Aliosha se detuvo, como clavado en el suelo, sin decir nada, observando atentamente la escena. Fiódor Pávlovich, entretanto, se subió al coche, y tras él, sin volverse siquiera hacia Aliosha para despedirse, se dispuso a montar, taciturno y sombrío, Iván Fiódorovich. Pero justo entonces tuvo lugar otra escena estrafalaria y casi inverosímil, que vino a rematar todo el episodio. De pronto, al lado del estribo del coche, apareció el terrateniente Maksímov. Había llegado a la carrera, jadeante, para no retrasarse. Rakitin y Aliosha lo habían visto correr. Iba con tanta prisa que, en su precipitación, puso un pie en el estribo antes de que Iván Fiódorovich hubiera retirado su pie izquierdo y, agarrándose de la caja del coche, se preparó para subir de un salto.

—¡Yo también! ¡Yo también voy con ustedes! —exclamó, al tiempo que daba unos saltitos, con una risa alegre y entrecortada, con cara de dicha y dispuesto a cualquier cosa—. ¡Llévenme a mí también!

—¿No había dicho yo —gritó con entusiasmo Fiódor Pávlovich— que es Von Sohn? ¡Es el verdadero Von Sohn, resucitado de entre los muertos! ¿Cómo has podido salir de ahí? ¿Qué hacías ahí vonsohnizando? Y ¿cómo has podido, precisamente tú, abandonar la comida? ¡Hace falta ser duro de mollera! ¡Yo ya lo soy, pero tu caso, hermano, me tiene asombrado! ¡Salta, salta rápido! Deja que suba, Vania[43], será divertido. De un modo u otro, se echará a nuestros pies. ¿Vas a echarte, Von Sohn? ¿Y si le hacemos un hueco en el pescante, con el cochero?… ¡Salta al pescante, Von Sohn!

Pero Iván Fiódorovich, que ya se había acomodado en su sitio, sin decir nada, le dio de sopetón, con todas sus fuerzas, un empujón en el pecho a Maksímov, y este aterrizó a un sazhen[44] de distancia.
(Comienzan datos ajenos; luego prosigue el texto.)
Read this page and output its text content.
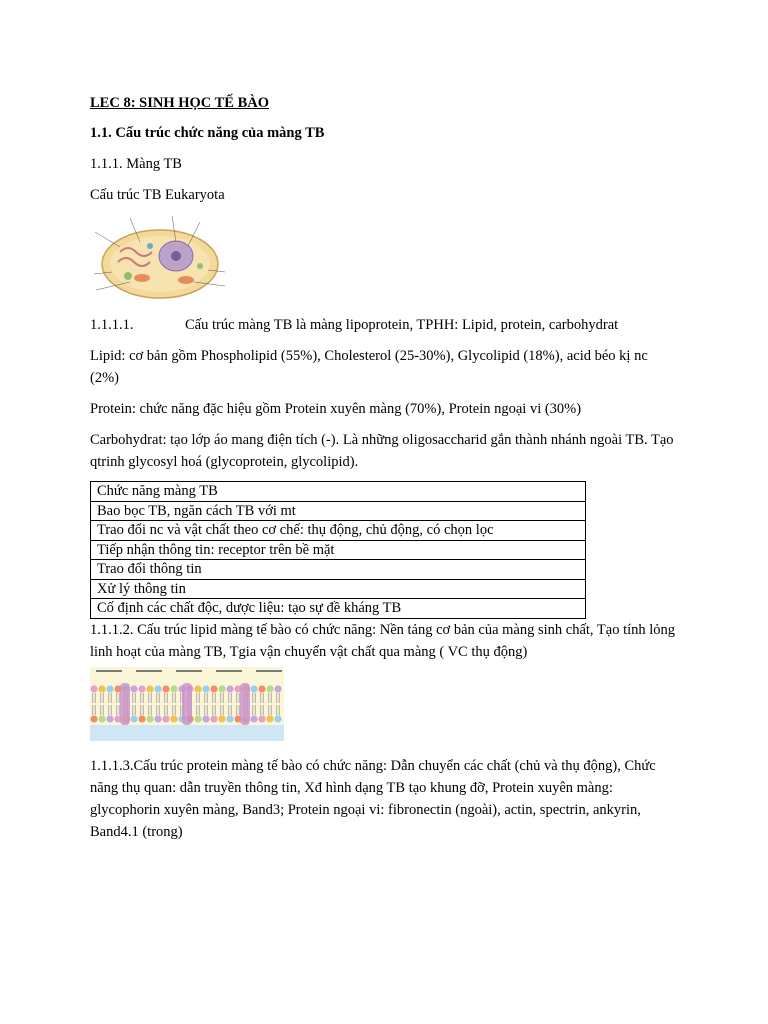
LEC 8: SINH HỌC TẾ BÀO

1.1. Cấu trúc chức năng của màng TB

1.1.1. Màng TB

Cấu trúc TB Eukaryota

1.1.1.1.	Cấu trúc màng TB là màng lipoprotein, TPHH: Lipid, protein, carbohydrat

Lipid: cơ bản gồm Phospholipid (55%), Cholesterol (25-30%), Glycolipid (18%), acid béo kị nc (2%)

Protein: chức năng đặc hiệu gồm Protein xuyên màng (70%), Protein ngoại vi (30%)

Carbohydrat: tạo lớp áo mang điện tích (-). Là những oligosaccharid gắn thành nhánh ngoài TB. Tạo qtrinh glycosyl hoá (glycoprotein, glycolipid).

Chức năng màng TB
Bao bọc TB, ngăn cách TB với mt
Trao đổi nc và vật chất theo cơ chế: thụ động, chủ động, có chọn lọc
Tiếp nhận thông tin: receptor trên bề mặt
Trao đổi thông tin
Xử lý thông tin
Cố định các chất độc, dược liệu: tạo sự đề kháng TB

1.1.1.2. Cấu trúc lipid màng tế bào có chức năng: Nền tảng cơ bản của màng sinh chất, Tạo tính lỏng linh hoạt của màng TB, Tgia vận chuyển vật chất qua màng ( VC thụ động)

1.1.1.3.Cấu trúc protein màng tế bào có chức năng: Dẫn chuyển các chất (chủ và thụ động), Chức năng thụ quan: dẫn truyền thông tin, Xđ hình dạng TB tạo khung đỡ, Protein xuyên màng: glycophorin xuyên màng, Band3; Protein ngoại vi: fibronectin (ngoài), actin, spectrin, ankyrin, Band4.1 (trong)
Si no cayó al suelo, fue por casualidad.

—¡En marcha! —le gritó con rabia al cochero Iván Fiódorovich.

—Pero ¿qué haces? ¿Qué haces? ¿Por qué lo tratas así? —le reprendió Fiódor Pávlovich, pero el coche ya había arrancado.
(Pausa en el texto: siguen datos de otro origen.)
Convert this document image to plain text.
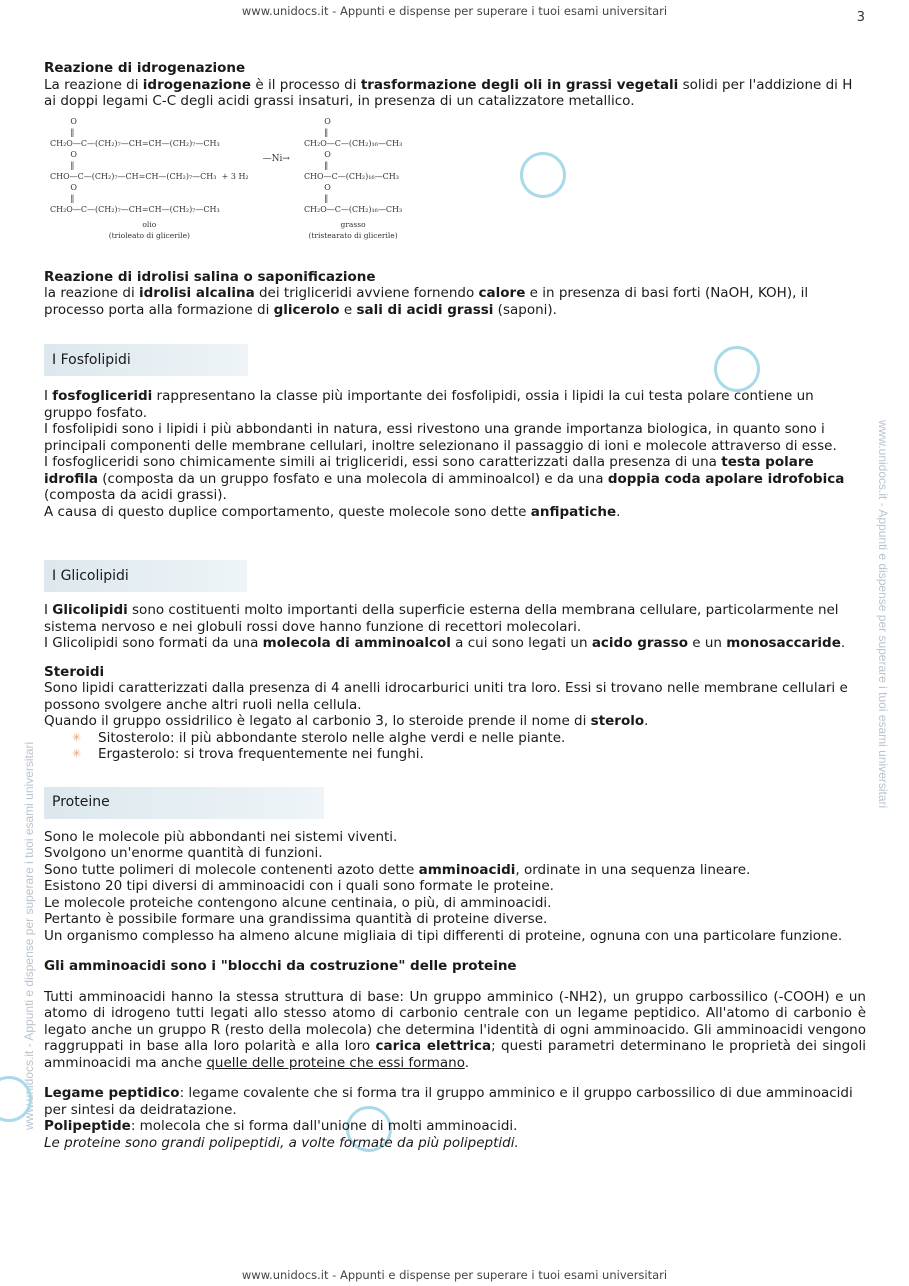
www.unidocs.it - Appunti e dispense per superare i tuoi esami universitari	3
www.unidocs.it - Appunti e dispense per superare i tuoi esami universitari
www.unidocs.it - Appunti e dispense per superare i tuoi esami universitari

Reazione di idrogenazione

La reazione di idrogenazione è il processo di trasformazione degli oli in grassi vegetali solidi per l'addizione di H ai doppi legami C-C degli acidi grassi insaturi, in presenza di un catalizzatore metallico.

O
‖
CH₂O—C—(CH₂)₇—CH=CH—(CH₂)₇—CH₃
O
‖
CHO—C—(CH₂)₇—CH=CH—(CH₂)₇—CH₃  + 3 H₂
O
‖
CH₂O—C—(CH₂)₇—CH=CH—(CH₂)₇—CH₃
olio
(trioleato di glicerile)
—Ni→
O
‖
CH₂O—C—(CH₂)₁₆—CH₃
O
‖
CHO—C—(CH₂)₁₆—CH₃
O
‖
CH₂O—C—(CH₂)₁₆—CH₃
grasso
(tristearato di glicerile)

Reazione di idrolisi salina o saponificazione

la reazione di idrolisi alcalina dei trigliceridi avviene fornendo calore e in presenza di basi forti (NaOH, KOH), il processo porta alla formazione di glicerolo e sali di acidi grassi (saponi).

I Fosfolipidi

I fosfogliceridi rappresentano la classe più importante dei fosfolipidi, ossia i lipidi la cui testa polare contiene un gruppo fosfato.

I fosfolipidi sono i lipidi i più abbondanti in natura, essi rivestono una grande importanza biologica, in quanto sono i principali componenti delle membrane cellulari, inoltre selezionano il passaggio di ioni e molecole attraverso di esse.

I fosfogliceridi sono chimicamente simili ai trigliceridi, essi sono caratterizzati dalla presenza di una testa polare idrofila (composta da un gruppo fosfato e una molecola di amminoalcol) e da una doppia coda apolare idrofobica (composta da acidi grassi).

A causa di questo duplice comportamento, queste molecole sono dette anfipatiche.

I Glicolipidi

I Glicolipidi sono costituenti molto importanti della superficie esterna della membrana cellulare, particolarmente nel sistema nervoso e nei globuli rossi dove hanno funzione di recettori molecolari.

I Glicolipidi sono formati da una molecola di amminoalcol a cui sono legati un acido grasso e un monosaccaride.

Steroidi

Sono lipidi caratterizzati dalla presenza di 4 anelli idrocarburici uniti tra loro. Essi si trovano nelle membrane cellulari e possono svolgere anche altri ruoli nella cellula.

Quando il gruppo ossidrilico è legato al carbonio 3, lo steroide prende il nome di sterolo.

✳ Sitosterolo: il più abbondante sterolo nelle alghe verdi e nelle piante.
✳ Ergasterolo: si trova frequentemente nei funghi.
Proteine

Sono le molecole più abbondanti nei sistemi viventi.

Svolgono un'enorme quantità di funzioni.

Sono tutte polimeri di molecole contenenti azoto dette amminoacidi, ordinate in una sequenza lineare.

Esistono 20 tipi diversi di amminoacidi con i quali sono formate le proteine.

Le molecole proteiche contengono alcune centinaia, o più, di amminoacidi.

Pertanto è possibile formare una grandissima quantità di proteine diverse.

Un organismo complesso ha almeno alcune migliaia di tipi differenti di proteine, ognuna con una particolare funzione.

Gli amminoacidi sono i "blocchi da costruzione" delle proteine

Tutti amminoacidi hanno la stessa struttura di base: Un gruppo amminico (-NH2), un gruppo carbossilico (-COOH) e un atomo di idrogeno tutti legati allo stesso atomo di carbonio centrale con un legame peptidico. All'atomo di carbonio è legato anche un gruppo R (resto della molecola) che determina l'identità di ogni amminoacido. Gli amminoacidi vengono raggruppati in base alla loro polarità e alla loro carica elettrica; questi parametri determinano le proprietà dei singoli amminoacidi ma anche quelle delle proteine che essi formano.

Legame peptidico: legame covalente che si forma tra il gruppo amminico e il gruppo carbossilico di due amminoacidi per sintesi da deidratazione.

Polipeptide: molecola che si forma dall'unione di molti amminoacidi.

Le proteine sono grandi polipeptidi, a volte formate da più polipeptidi.

www.unidocs.it - Appunti e dispense per superare i tuoi esami universitari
Iván Fiódorovich no contestó.

—¡Qué cosas tienes! —empezó nuevamente Fiódor Pávlovich, mirando de reojo a su hijo, después de dos minutos de silencio—. Si fuiste tú el que pensó lo del monasterio, el que anduvo pinchando, el que dio su aprobación… ¿a qué viene ahora ese enfado?

—Ya está bien de decir sandeces, descanse un poco ahora, por lo menos —le cortó severo Iván Fiódorovich.
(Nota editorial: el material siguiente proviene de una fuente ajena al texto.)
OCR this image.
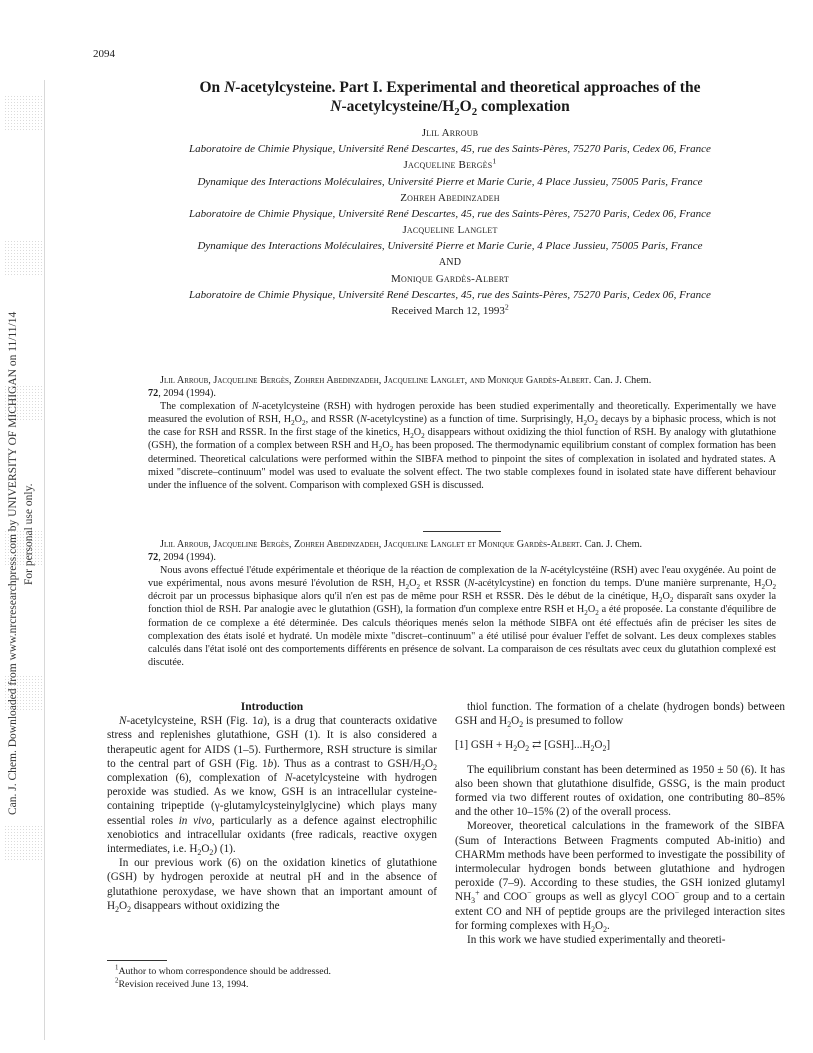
2094
Can. J. Chem. Downloaded from www.nrcresearchpress.com by UNIVERSITY OF MICHIGAN on 11/11/14 For personal use only.
On N-acetylcysteine. Part I. Experimental and theoretical approaches of the
$N-acetylcysteine/H_2O_2$ complexation
Jlil Arroub
Laboratoire de Chimie Physique, Université René Descartes, 45, rue des Saints-Pères, 75270 Paris, Cedex 06, France
Jacqueline Bergès$^1$
Dynamique des Interactions Moléculaires, Université Pierre et Marie Curie, 4 Place Jussieu, 75005 Paris, France
Zohreh Abedinzadeh
Laboratoire de Chimie Physique, Université René Descartes, 45, rue des Saints-Pères, 75270 Paris, Cedex 06, France
Jacqueline Langlet
Dynamique des Interactions Moléculaires, Université Pierre et Marie Curie, 4 Place Jussieu, 75005 Paris, France
AND
Monique Gardès-Albert
Laboratoire de Chimie Physique, Université René Descartes, 45, rue des Saints-Pères, 75270 Paris, Cedex 06, France
Received March 12, 1993$^2$

Jlil Arroub, Jacqueline Bergès, Zohreh Abedinzadeh, Jacqueline Langlet, and Monique Gardès-Albert. Can. J. Chem.
72, 2094 (1994).

The complexation of N-acetylcysteine (RSH) with hydrogen peroxide has been studied experimentally and theoretically. Experimentally we have measured the evolution of RSH, $H_2O_2$, and RSSR (N-acetylcystine) as a function of time. Surprisingly, $H_2O_2$ decays by a biphasic process, which is not the case for RSH and RSSR. In the first stage of the kinetics, $H_2O_2$ disappears without oxidizing the thiol function of RSH. By analogy with glutathione (GSH), the formation of a complex between RSH and $H_2O_2$ has been proposed. The thermodynamic equilibrium constant of complex formation has been determined. Theoretical calculations were performed within the SIBFA method to pinpoint the sites of complexation in isolated and hydrated states. A mixed "discrete–continuum" model was used to evaluate the solvent effect. The two stable complexes found in isolated state have different behaviour under the influence of the solvent. Comparison with complexed GSH is discussed.

Jlil Arroub, Jacqueline Bergès, Zohreh Abedinzadeh, Jacqueline Langlet et Monique Gardès-Albert. Can. J. Chem.
72, 2094 (1994).

Nous avons effectué l'étude expérimentale et théorique de la réaction de complexation de la N-acétylcystéine (RSH) avec l'eau oxygénée. Au point de vue expérimental, nous avons mesuré l'évolution de RSH, $H_2O_2$ et RSSR (N-acétylcystine) en fonction du temps. D'une manière surprenante, $H_2O_2$ décroit par un processus biphasique alors qu'il n'en est pas de même pour RSH et RSSR. Dès le début de la cinétique, $H_2O_2$ disparaît sans oxyder la fonction thiol de RSH. Par analogie avec le glutathion (GSH), la formation d'un complexe entre RSH et $H_2O_2$ a été proposée. La constante d'équilibre de formation de ce complexe a été déterminée. Des calculs théoriques menés selon la méthode SIBFA ont été effectués afin de préciser les sites de complexation des états isolé et hydraté. Un modèle mixte "discret–continuum" a été utilisé pour évaluer l'effet de solvant. Les deux complexes stables calculés dans l'état isolé ont des comportements différents en présence de solvant. La comparaison de ces résultats avec ceux du glutathion complexé est discutée.

Introduction

N-acetylcysteine, RSH (Fig. 1a), is a drug that counteracts oxidative stress and replenishes glutathione, GSH (1). It is also considered a therapeutic agent for AIDS (1–5). Furthermore, RSH structure is similar to the central part of GSH (Fig. 1b). Thus as a contrast to GSH/$H_2O_2$ complexation (6), complexation of N-acetylcysteine with hydrogen peroxide was studied. As we know, GSH is an intracellular cysteine-containing tripeptide (γ-glutamylcysteinylglycine) which plays many essential roles in vivo, particularly as a defence against electrophilic xenobiotics and intracellular oxidants (free radicals, reactive oxygen intermediates, i.e. $H_2O_2$) (1).

In our previous work (6) on the oxidation kinetics of glutathione (GSH) by hydrogen peroxide at neutral pH and in the absence of glutathione peroxydase, we have shown that an important amount of $H_2O_2$ disappears without oxidizing the

thiol function. The formation of a chelate (hydrogen bonds) between GSH and $H_2O_2$ is presumed to follow

[1] GSH + $H_2O_2$ ⇄ $[GSH]...H_2O_2$]

The equilibrium constant has been determined as 1950 ± 50 (6). It has also been shown that glutathione disulfide, GSSG, is the main product formed via two different routes of oxidation, one contributing 80–85% and the other 10–15% (2) of the overall process.

Moreover, theoretical calculations in the framework of the SIBFA (Sum of Interactions Between Fragments computed Ab-initio) and CHARMm methods have been performed to investigate the possibility of intermolecular hydrogen bonds between glutathione and hydrogen peroxide (7–9). According to these studies, the GSH ionized glutamyl $NH_3^+$ and COO− groups as well as glycyl COO− group and to a certain extent CO and NH of peptide groups are the privileged interaction sites for forming complexes with $H_2O_2$.

In this work we have studied experimentally and theoreti-

$^1$Author to whom correspondence should be addressed.

$^2$Revision received June 13, 1994.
Fiódor Pávlovich volvió a quedarse un par de minutos callado.

—Un poco de coñac vendría bien ahora —comentó en tono sentencioso.

Pero Iván Fiódorovich no contestó.

—Cuando lleguemos, tú también beberás.

Iván Fiódorovich seguía sin decir nada.

Fiódor Pávlovich aguantó otro par de minutos.

—Pues a Aliosha, de todos modos, pienso sacarlo del monasterio, por muy desagradable que le resulte a usted, mi reverentísimo Karl von Moor.

Iván Fiódorovich se encogió de hombros desdeñosamente y, volviéndose, se puso a mirar el camino. A partir de ese momento, ya no dijeron nada hasta llegar a casa.